Sure, why not? :rolleyes:
I’m pretty sure “Acting President” already has a meaning - someone who is temporarily President until the Congress can approve a new President. See Section 3 of the 20th Amendment.
In any case, since the “term” for your “acting President” is two years, then the sitting President would serve another two years.
[ol]
[li]This doesn’t solve any problem except by making the office of president more volatile; your half-term president is going either going to have to get legislation passed more quickly (with a favorable majority in the legislature) or will become more reliant upon executive authority (with an unfavorable majority) in order to accomplish anything at all, and gives basically no chance for voters to actually assess the efficacy of whatever policies he or she may be able to enact in that time.[/li][li]This is manifestly unlikely to get a two-thirds majority in both the Senate and House of Representatives, much less ratification by thirty-eight or more states. [/li][li]If you could get the required consensus, you’d be better off just fixing the problem by reforming the Electoral College to a formula that more equitably represents demographics and eliminates the kind of all-for-one statewide allocation that marginalized many states and magnifies the value of a few. [/li][li]Of course, if you’re going to dream, you might as well dream big and reform the entire election process to marginalize or eliminate giant PACs and secret funding, allow for a greater influence by popular alternative parties, and generally eliminate professional lobbying entirely.
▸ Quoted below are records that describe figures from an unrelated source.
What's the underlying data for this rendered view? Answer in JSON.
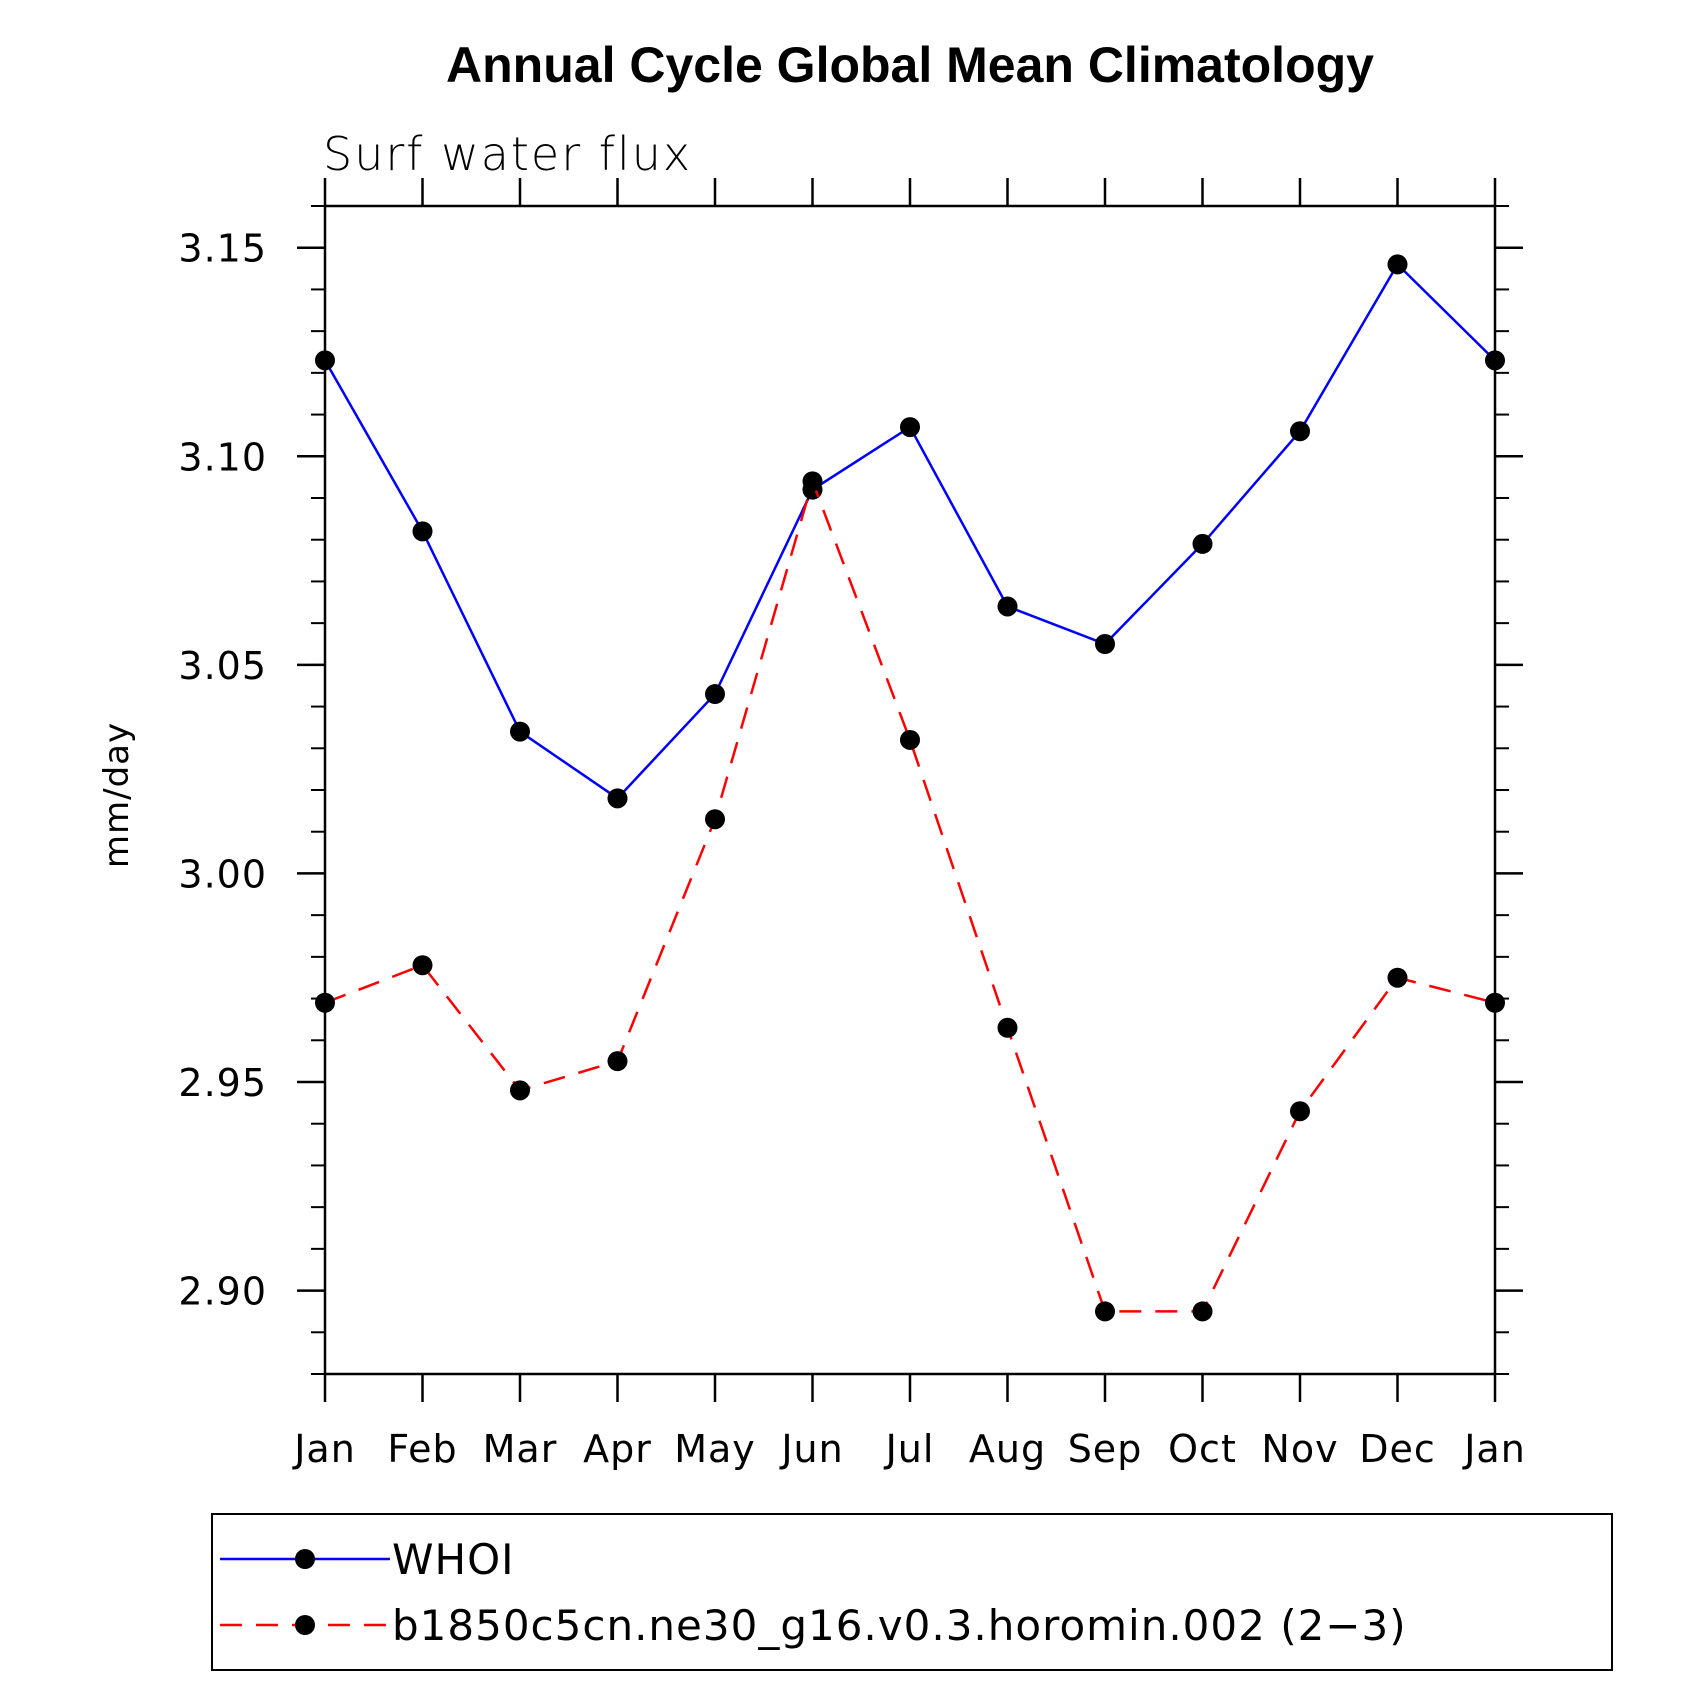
{
  "chart_data": {
    "type": "line",
    "title": "Annual Cycle Global Mean Climatology",
    "subtitle": "Surf water flux",
    "ylabel": "mm/day",
    "xlabel": "",
    "categories": [
      "Jan",
      "Feb",
      "Mar",
      "Apr",
      "May",
      "Jun",
      "Jul",
      "Aug",
      "Sep",
      "Oct",
      "Nov",
      "Dec",
      "Jan"
    ],
    "ylim": [
      2.88,
      3.16
    ],
    "yticks": [
      "3.15",
      "3.10",
      "3.05",
      "3.00",
      "2.95",
      "2.90"
    ],
    "ytick_values": [
      3.15,
      3.1,
      3.05,
      3.0,
      2.95,
      2.9
    ],
    "legend_placement": "bottom",
    "series": [
      {
        "name": "WHOI",
        "color": "#0000ff",
        "dash": "solid",
        "values": [
          3.123,
          3.082,
          3.034,
          3.018,
          3.043,
          3.092,
          3.107,
          3.064,
          3.055,
          3.079,
          3.106,
          3.146,
          3.123
        ]
      },
      {
        "name": "b1850c5cn.ne30_g16.v0.3.horomin.002 (2−3)",
        "color": "#ff0000",
        "dash": "dashed",
        "values": [
          2.969,
          2.978,
          2.948,
          2.955,
          3.013,
          3.094,
          3.032,
          2.963,
          2.895,
          2.895,
          2.943,
          2.975,
          2.969
        ]
      }
    ]
  }
}
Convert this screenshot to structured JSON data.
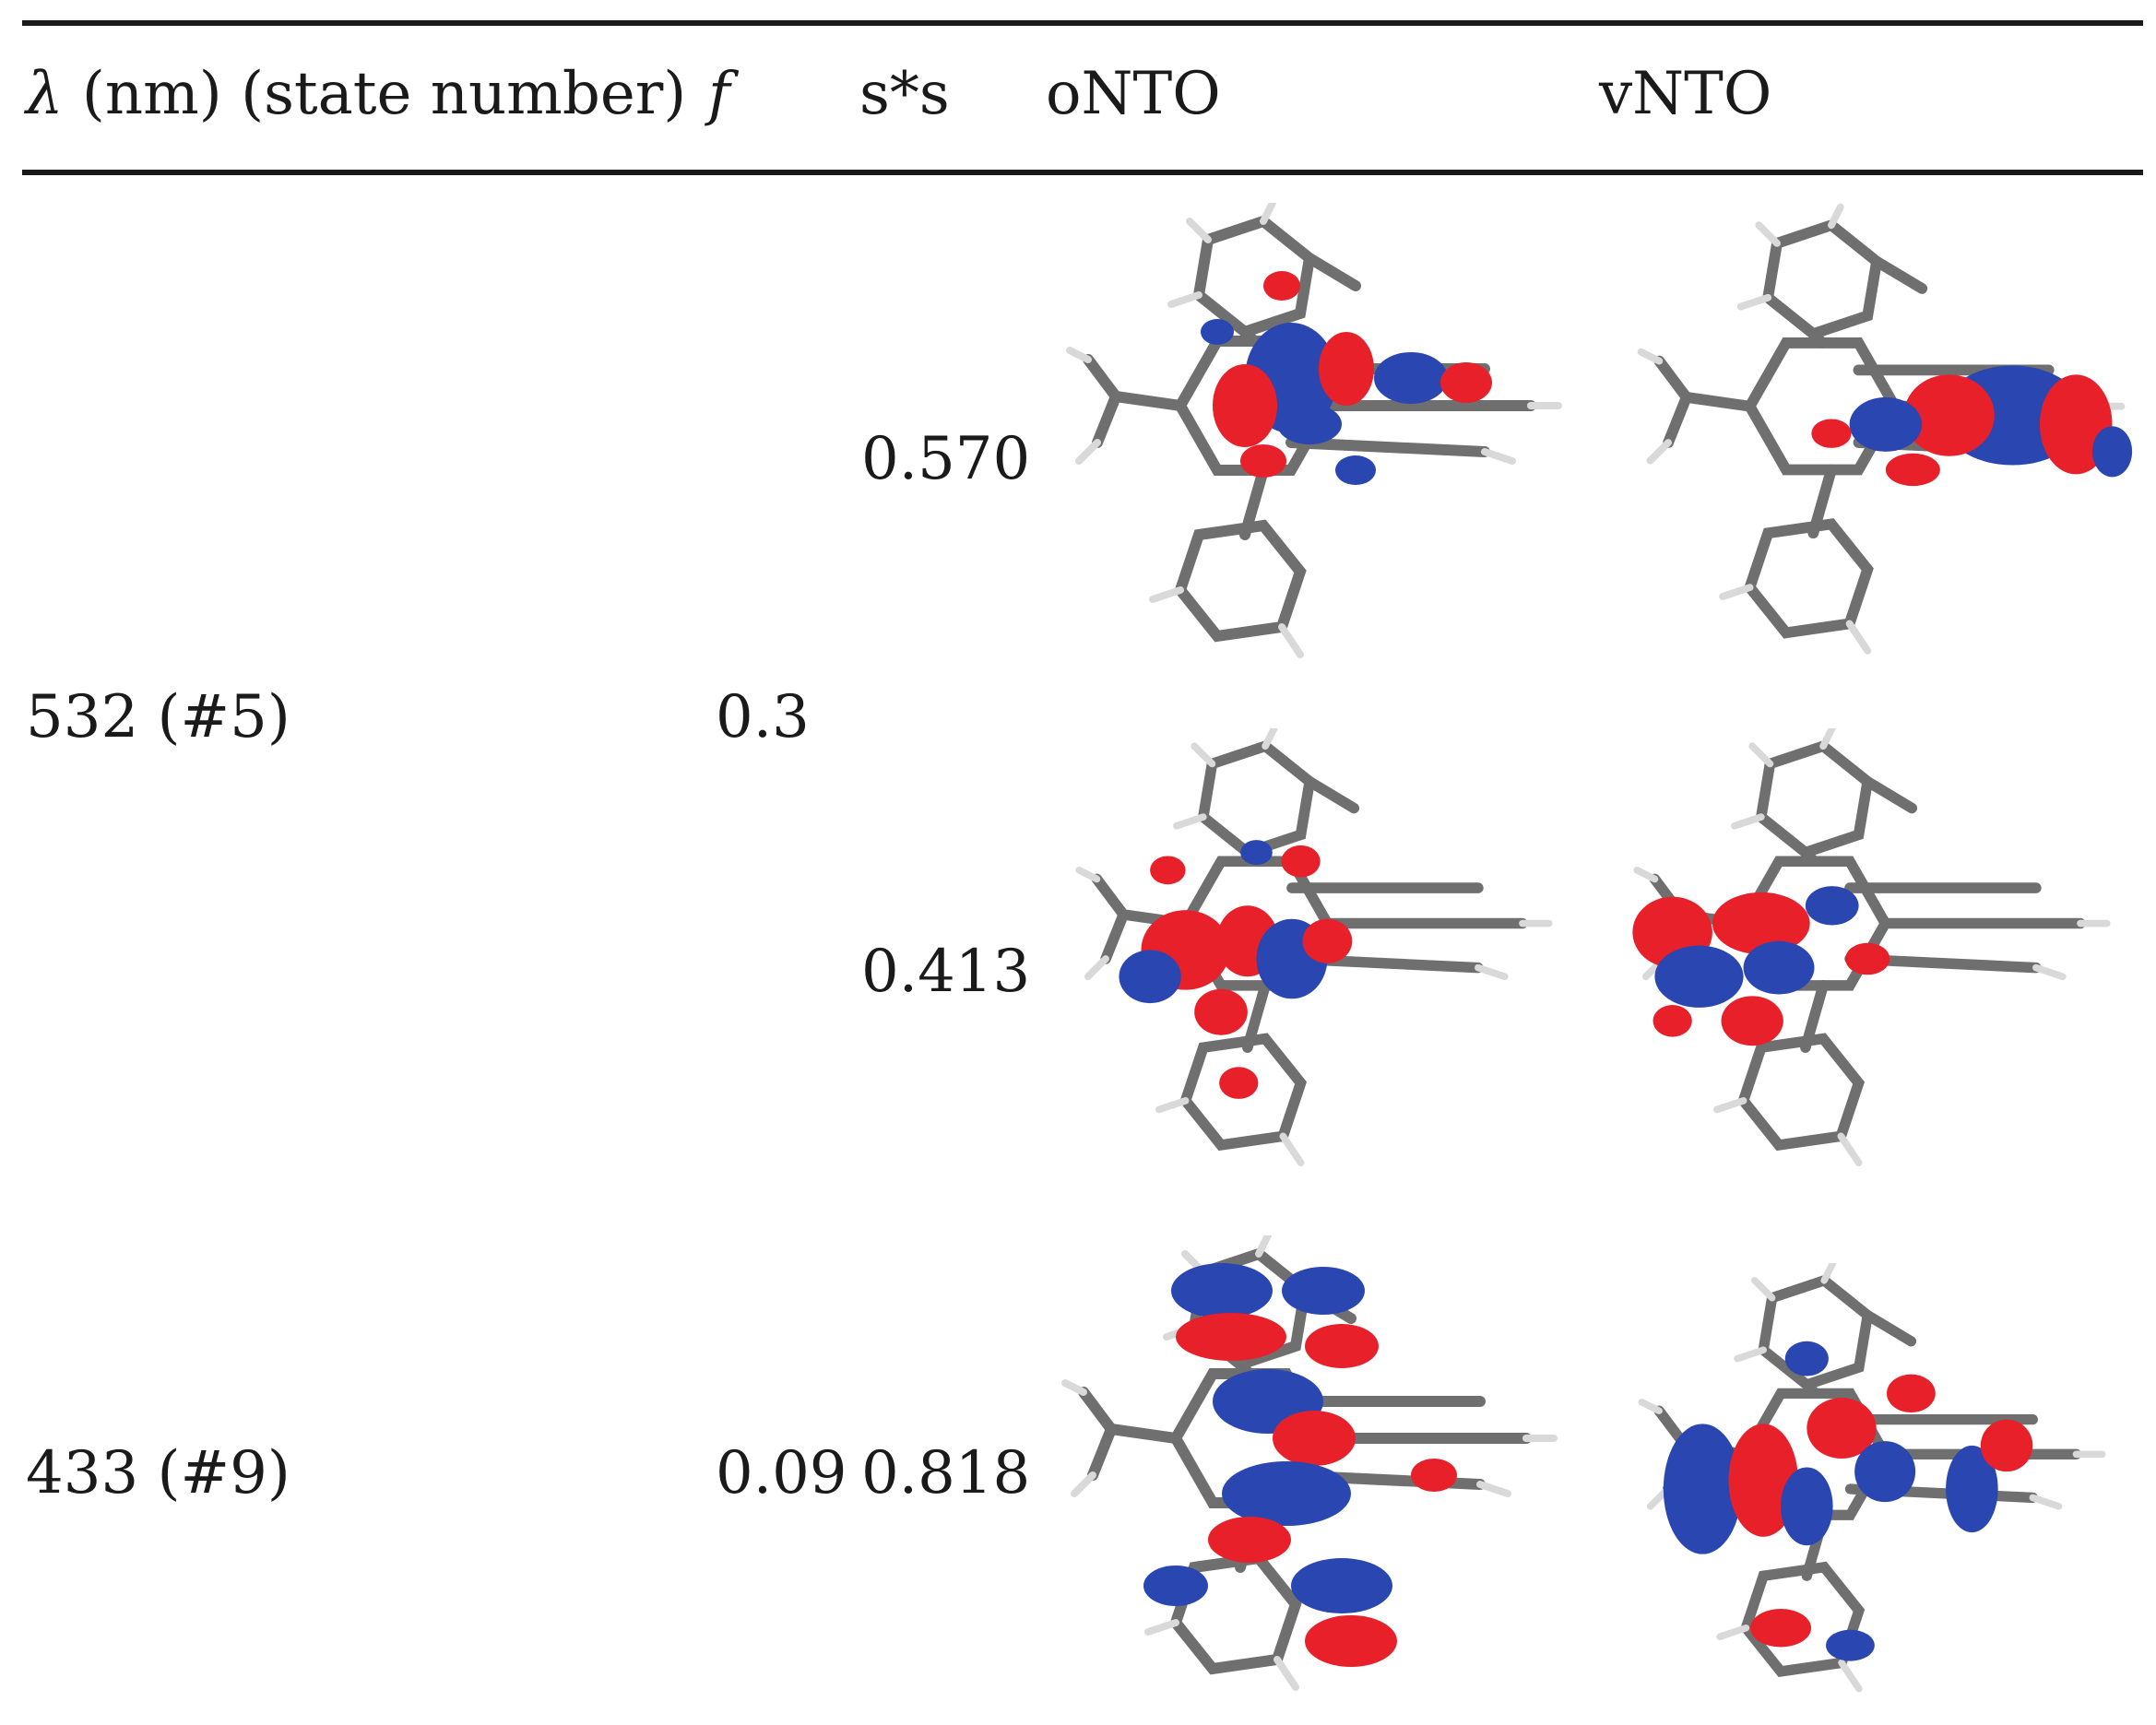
{
  "table": {
    "headers": {
      "lambda_symbol": "λ",
      "lambda_rest": "(nm) (state number)",
      "f": "f",
      "ss": "s*s",
      "onto": "oNTO",
      "vnto": "vNTO"
    },
    "rows": [
      {
        "lambda": "532 (#5)",
        "f": "0.3",
        "transitions": [
          {
            "ss": "0.570"
          },
          {
            "ss": "0.413"
          }
        ]
      },
      {
        "lambda": "433 (#9)",
        "f": "0.09",
        "transitions": [
          {
            "ss": "0.818"
          }
        ]
      }
    ]
  },
  "colors": {
    "positive_lobe": "#e8202a",
    "negative_lobe": "#2a46b0",
    "bond": "#7a7a7a",
    "hydrogen": "#e6e6e6"
  }
}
Good luck with that.[/li][/ol]
As painful as this is, the current clusterfuck isn’t really a result of a ‘broken’ system (anything we’d replace the Electoral College with would probably have its own set of problems in giving equitable representation to both large and small states and interests); it is the result of both parties running candidates with consistently negative net approval ratings. We’re just lucky that Gary ‘Future Celebrity Jeopardy Contestant’ Johnson didn’t a substantial number of votes and end up with a divisive plurality.
Stranger
I think the chili bake-off is the best part of the plan.
What if the “Acting President” fails to win the popular vote by majority or wins the popular vote by a plurality in “Election-The Sequel!”?
Awful idea. The election is to determine the POTUS. If we can’t do that properly then fix it, don’t put this awful kludge in place leaving the country in an uncertain state for 4 years.
For the amount of effort it would take to get this sort of constitutional amendment, you might as well just amend away the Electoral College altogether.
It’s bad enough having a Presidential election every four years.
Wins the popular vote by a plurality, huh?
John Quincy Adams
James Buchanan
George W. Bush (first term)
Bill Clinton (both terms)
Grover Cleveland (both terms)
James Garfield
Benjamin Harrison
Rutherford B. Hayes
John F. Kennedy
Abraham Lincoln (first term)
Richard Nixon (first term)
James Polk
Zachary Taylor
Harry Truman
Donald Trump
Woodrow Wilson (both terms)
Since 1824, 19 out of 58 presidential elections have ended up with the winner receiving less than 50% of the popular vote. Do we really want to go through this process one-third of the time?
I wonder if this would make 3rd parties more or less popular.
“Don’t like these two? Vote for a third party and have a do-over in 2 years!”
I think a better approach if we hate the electoral college is:
- Presidential candidates must win a majority of the votes.
- A runoff shall be held in early December featuring only the top two candidates if neither candidate wins a majority. If there are concerns about transition timing, return the inauguration to March as it was pre-FDR.
- If runoffs are deemed too unwieldy or there are concerns about turnout or vastly different electorates at each election, then neither candidate must win a majority, but the winning candidate must win by at least a full percentage point. All “ties”, which is any election where the candidates are within a percentage point in the vote, go to the challenging party.
No, we should not have a provisional President. We should have a system for electing a President and that person becomes the full President. And if the President dies or leaves office, then the Vice President or whoever’s next in line becomes the full President.